L’insegnamento della Evangelium vitae sui fondamenti di una cultura della vita non si ferma a questo piano naturale, ma si approfondisce nella critica del secolarismo, che comporta l’eclissi di Dio. Non c’è spazio per un umanesimo senza Dio perché «quando viene meno il senso di Dio, anche il senso dell’uomo viene minacciato e inquinato». Il processo è circolare. Smarrendo il senso del Dio vero ed unico, si offusca anche la visione della legge morale naturale, che non ha la capacità di stare in piedi da sola, e, a sua volta, la violazione sistematica di quest’ultima tramite la lotta alla dignità della sua vita nascente, comporta lo smarrimento del senso di Dio. La questione della vita di fronte ai potenti attacchi di leggi disumane, spinti da poteri mondani molto attrezzati a questo scopo, richiede un popolo che annuncia la vita annunciando il Vangelo. Non si potrà, allora, mai tradire la verità sulla vita umana esponendo idee contrarie al Vangelo e cooperando con azioni personali e politiche.

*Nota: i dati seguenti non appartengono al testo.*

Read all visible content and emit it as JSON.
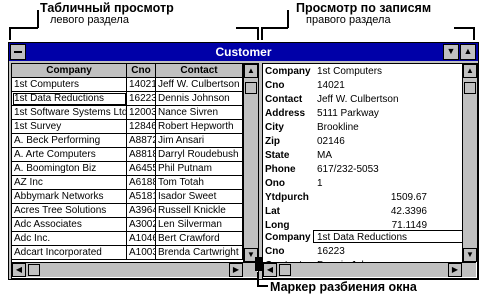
{
  "annotations": {
    "table_view": "Табличный просмотр",
    "table_view_sub": "левого раздела",
    "record_view": "Просмотр по записям",
    "record_view_sub": "правого раздела",
    "split_marker": "Маркер разбиения окна"
  },
  "window": {
    "title": "Customer"
  },
  "table": {
    "columns": [
      "Company",
      "Cno",
      "Contact"
    ],
    "rows": [
      [
        "1st Computers",
        "14021",
        "Jeff W. Culbertson"
      ],
      [
        "1st Data Reductions",
        "16223",
        "Dennis Johnson"
      ],
      [
        "1st Software Systems Ltd.",
        "12003",
        "Nance Sivren"
      ],
      [
        "1st Survey",
        "12846",
        "Robert Hepworth"
      ],
      [
        "A. Beck Performing",
        "A8872",
        "Jim Ansari"
      ],
      [
        "A. Arte Computers",
        "A8818",
        "Darryl Roudebush"
      ],
      [
        "A. Boomington Biz",
        "A6455",
        "Phil Putnam"
      ],
      [
        "AZ Inc",
        "A6188",
        "Tom Totah"
      ],
      [
        "Abbymark Networks",
        "A5181",
        "Isador Sweet"
      ],
      [
        "Acres Tree Solutions",
        "A3964",
        "Russell Knickle"
      ],
      [
        "Adc Associates",
        "A3002",
        "Len Silverman"
      ],
      [
        "Adc Inc.",
        "A1046",
        "Bert Crawford"
      ],
      [
        "Adcart Incorporated",
        "A1003",
        "Brenda Cartwright"
      ]
    ]
  },
  "record1": {
    "fields": [
      {
        "label": "Company",
        "value": "1st Computers"
      },
      {
        "label": "Cno",
        "value": "14021"
      },
      {
        "label": "Contact",
        "value": "Jeff W. Culbertson"
      },
      {
        "label": "Address",
        "value": "5111 Parkway"
      },
      {
        "label": "City",
        "value": "Brookline"
      },
      {
        "label": "Zip",
        "value": "02146"
      },
      {
        "label": "State",
        "value": "MA"
      },
      {
        "label": "Phone",
        "value": "617/232-5053"
      },
      {
        "label": "Ono",
        "value": "1"
      }
    ],
    "numeric": [
      {
        "label": "Ytdpurch",
        "value": "1509.67"
      },
      {
        "label": "Lat",
        "value": "42.3396"
      },
      {
        "label": "Long",
        "value": "71.1149"
      }
    ]
  },
  "record2": {
    "fields": [
      {
        "label": "Company",
        "value": "1st Data Reductions"
      },
      {
        "label": "Cno",
        "value": "16223"
      },
      {
        "label": "Contact",
        "value": "Dennis Johnson"
      }
    ]
  },
  "colors": {
    "titlebar": "#0000a8",
    "chrome": "#c0c0c0"
  }
}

Dopo trent’anni ci si chiede cosa ne sia di questo “popolo della vita” e quanto degli insegnamenti della Evangelium vitae esso conservi ancora nella propria coscienza. In questo momento il nesso che lega tra loro le tre encicliche suddette sembra essersi allentato. Più che parlare di una società unificata dai propri fini naturali si preferisce rifarsi ad una situazione esistenziale di incontro su una stessa barca che ci renderebbe tutti fratelli. Così scompaiono i conflitti sulla vita, sostituiti dal dialogo e dall’accompagnamento reciproco. In morale le norme assolutamente negative vengono sostituite da processi di discernimento che, per propria natura, escludono le condanne senza appello dei comportamenti. Anche i piani delle leggi e della politica sembrano non richiedere più una coerenza rispetto alla legge morale naturale e divina, ritenendo che simili atteggiamenti siano contrari alla carità, intesa come accoglienza di ogni diverso in quanto diverso. Nel complesso il quadro si è frammentato nel caso per caso e ha perso di profondità, mentre al dramma dell’aborto, nel frattempo per niente diminuito, altri drammi relativi alla vita si sono aggiunti. In particolare, sembra essersi di molto indebolito il rapporto tra l’impegno sociale e politico a favore della vita e l’evangelizzazione.
Questo trentennale non è molto festoso.